Lost Girls’ second album Selvutsletter opens with Jenny Hval waiting for a rental car at an airport. Planes take off and land. A bell chimes in the distance, like the ringing of a railroad crossing. Amid this buzz of transportation, Hval is sitting still, thinking. Waiting is something she’s “very good at.” A bloom of synths summons both the calm, antiseptic environment of an airport and the feeling of being trapped. Every now and then Hval lets loose an astonishing high note, flaying her voice bare with vocal fry, as if rebelling against the bloodlessness of her surroundings. But the car never comes. She vaguely resolves to cure her fear of flying, but the song ends with the singer in the same place she began, bemused by the “choreography of living.”
The pleasures of the Norwegian duo’s style are all there on “Timed Intervals,” not least the thrill of hearing Hval disappear into her own mind, coming up with connections that make a surreal sense (she compares the planes ascending and descending to a “creature inhaling and exhaling”). But while the 10-minute-plus epics that until now have been a hallmark of the Lost Girls project moved linearly, the songs on Selvutsletter feel circular. The nearly 14-minute “Drive,” from Lost Girls’ debut EP Feeling, also involved a rental car, but that car was actually moving down the highway, mirroring the singer’s journey into her own head. Here, one of Hval’s most memorable lyrics from “Drive” comes to mind: “I rage without moving.”
On Selvutsletter, Hval and multi-instrumentalist Håvard Volden limit themselves to pop-song lengths, with only two tracks exceeding five minutes. The expansive vistas of earlier songs like “Drive” and the title track of 2021’s Menneskekollektivet have shrunk slightly, but within these relatively brief runtimes there’s a wealth of creativity. “Sea White” and “World on Fire” indulge in vast washes of cathedral organs, the latter toggling playfully between drawbars to end on an effect almost like a skipping CD. “Re-entering the City” opens caverns of space between skeletal drums and eventually dissolves into a wash of ambient sound. Lost Girls love scratchy drum machines, scratchier guitars, and huge billowing house chords that seep into songs like ominous industrial fumes.
With less time per song for guided tours of her mind, Hval instead focuses on remembering or imagining how something felt a long, long time ago. She skips around in time, speaking directly to the listener, letting them know it’s 1996 or 1998—the years when Hval got her start as a performer singing with the goth-metal band Shellyz Raven. “With the Other Hand” takes us into the kind of dimly lit dive bar where Hval undoubtedly played dozens of shows early in her career, while “June 1996” plunges headlong into the era, adroitly replicating the kind of sincere and faintly grungy pop song a lot of people were making at that time. On “Re-entering the City,” she goes further back, visiting a park and “smelling” years of history. “People demonstrated here in the ’50s,” she whispers, like the kid from The Sixth Sense.
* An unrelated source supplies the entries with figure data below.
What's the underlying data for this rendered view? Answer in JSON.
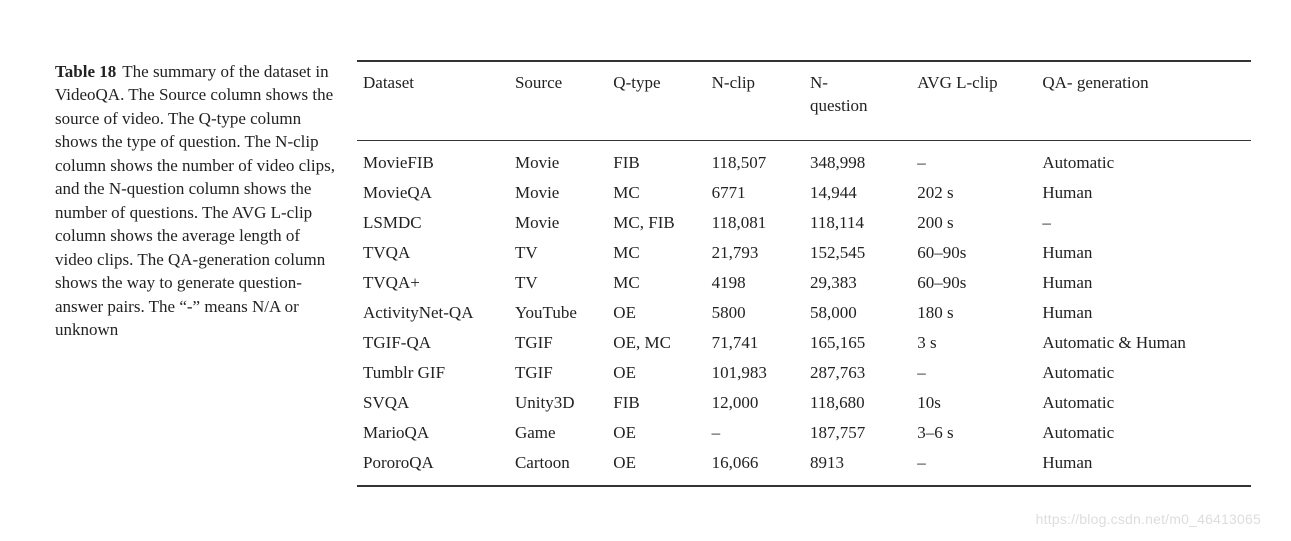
{
  "caption": {
    "label": "Table 18",
    "text": "The summary of the dataset in VideoQA. The Source column shows the source of video. The Q-type column shows the type of question. The N-clip column shows the number of video clips, and the N-question column shows the number of questions. The AVG L-clip column shows the average length of video clips. The QA-generation column shows the way to generate question-answer pairs. The “-” means N/A or unknown"
  },
  "table": {
    "columns": [
      "Dataset",
      "Source",
      "Q-type",
      "N-clip",
      "N-question",
      "AVG L-clip",
      "QA- generation"
    ],
    "column_widths_pct": [
      17,
      11,
      11,
      11,
      12,
      14,
      24
    ],
    "rows": [
      [
        "MovieFIB",
        "Movie",
        "FIB",
        "118,507",
        "348,998",
        "–",
        "Automatic"
      ],
      [
        "MovieQA",
        "Movie",
        "MC",
        "6771",
        "14,944",
        "202 s",
        "Human"
      ],
      [
        "LSMDC",
        "Movie",
        "MC, FIB",
        "118,081",
        "118,114",
        "200 s",
        "–"
      ],
      [
        "TVQA",
        "TV",
        "MC",
        "21,793",
        "152,545",
        "60–90s",
        "Human"
      ],
      [
        "TVQA+",
        "TV",
        "MC",
        "4198",
        "29,383",
        "60–90s",
        "Human"
      ],
      [
        "ActivityNet-QA",
        "YouTube",
        "OE",
        "5800",
        "58,000",
        "180 s",
        "Human"
      ],
      [
        "TGIF-QA",
        "TGIF",
        "OE, MC",
        "71,741",
        "165,165",
        "3 s",
        "Automatic & Human"
      ],
      [
        "Tumblr GIF",
        "TGIF",
        "OE",
        "101,983",
        "287,763",
        "–",
        "Automatic"
      ],
      [
        "SVQA",
        "Unity3D",
        "FIB",
        "12,000",
        "118,680",
        "10s",
        "Automatic"
      ],
      [
        "MarioQA",
        "Game",
        "OE",
        "–",
        "187,757",
        "3–6 s",
        "Automatic"
      ],
      [
        "PororoQA",
        "Cartoon",
        "OE",
        "16,066",
        "8913",
        "–",
        "Human"
      ]
    ]
  },
  "styling": {
    "font_family": "Times New Roman",
    "body_fontsize_pt": 13,
    "text_color": "#222222",
    "background_color": "#ffffff",
    "rule_color": "#333333",
    "watermark_color": "#dddddd"
  },
  "watermark": "https://blog.csdn.net/m0_46413065"
}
Hval consistently sings throughout Selvutsletter, only intermittently veering into the spoken word that’s long been a hallmark of her work. Sometimes, her English words slip into Norwegian, or even into glossolalia. As with previous Lost Girls releases, Hval has made the deliberate decision not to include a lyric sheet. It might have been superfluous with Feeling or Menneskekollektivet, on which Hval enunciated her lyrics with the precision of a nature-documentary narrator. But on Selvutsletter the words are often challenging to make out. What, exactly, is in ruins? Did she say “gardening dog?”
This blurriness makes it difficult to follow the narrative threads from the beginning of one song to the end, but certain lyrics stick out as sharply as a hypnotist’s suggestion. “You step out of the car,” Hval says at the beginning of first single “With the Other Hand,” leading us across the street, into a bar, and up onto the stage, where she is already performing. To anyone who’s spent enough time in small venues, a rush of tactile associations floods in: the tenebrous light, the stench of beer and cigarettes, the boisterous chatter drowning out the music on the jukebox.
It seems significant that “Timed Intervals” ends with Hval waiting for a car and “With the Other Hand,” the very next song, begins with a command to step out of one. Hval has long since graduated from playing in bars like the one she describes. Are we stepping out of the car and into the past, perhaps the mythical late ’90s to which Hval returns again and again? Lost Girls is named for a graphic novel by Alan Moore and Melinda Gebbie in which three great heroines of fantasy literature—Dorothy from The Wizard of Oz, Wendy from Peter Pan, and Alice of Wonderland—meet as adults and share their most disturbing and erotic memories. On Selvutsletter, Hval slips into rabbit hole after rabbit hole, and all we can do is follow her down.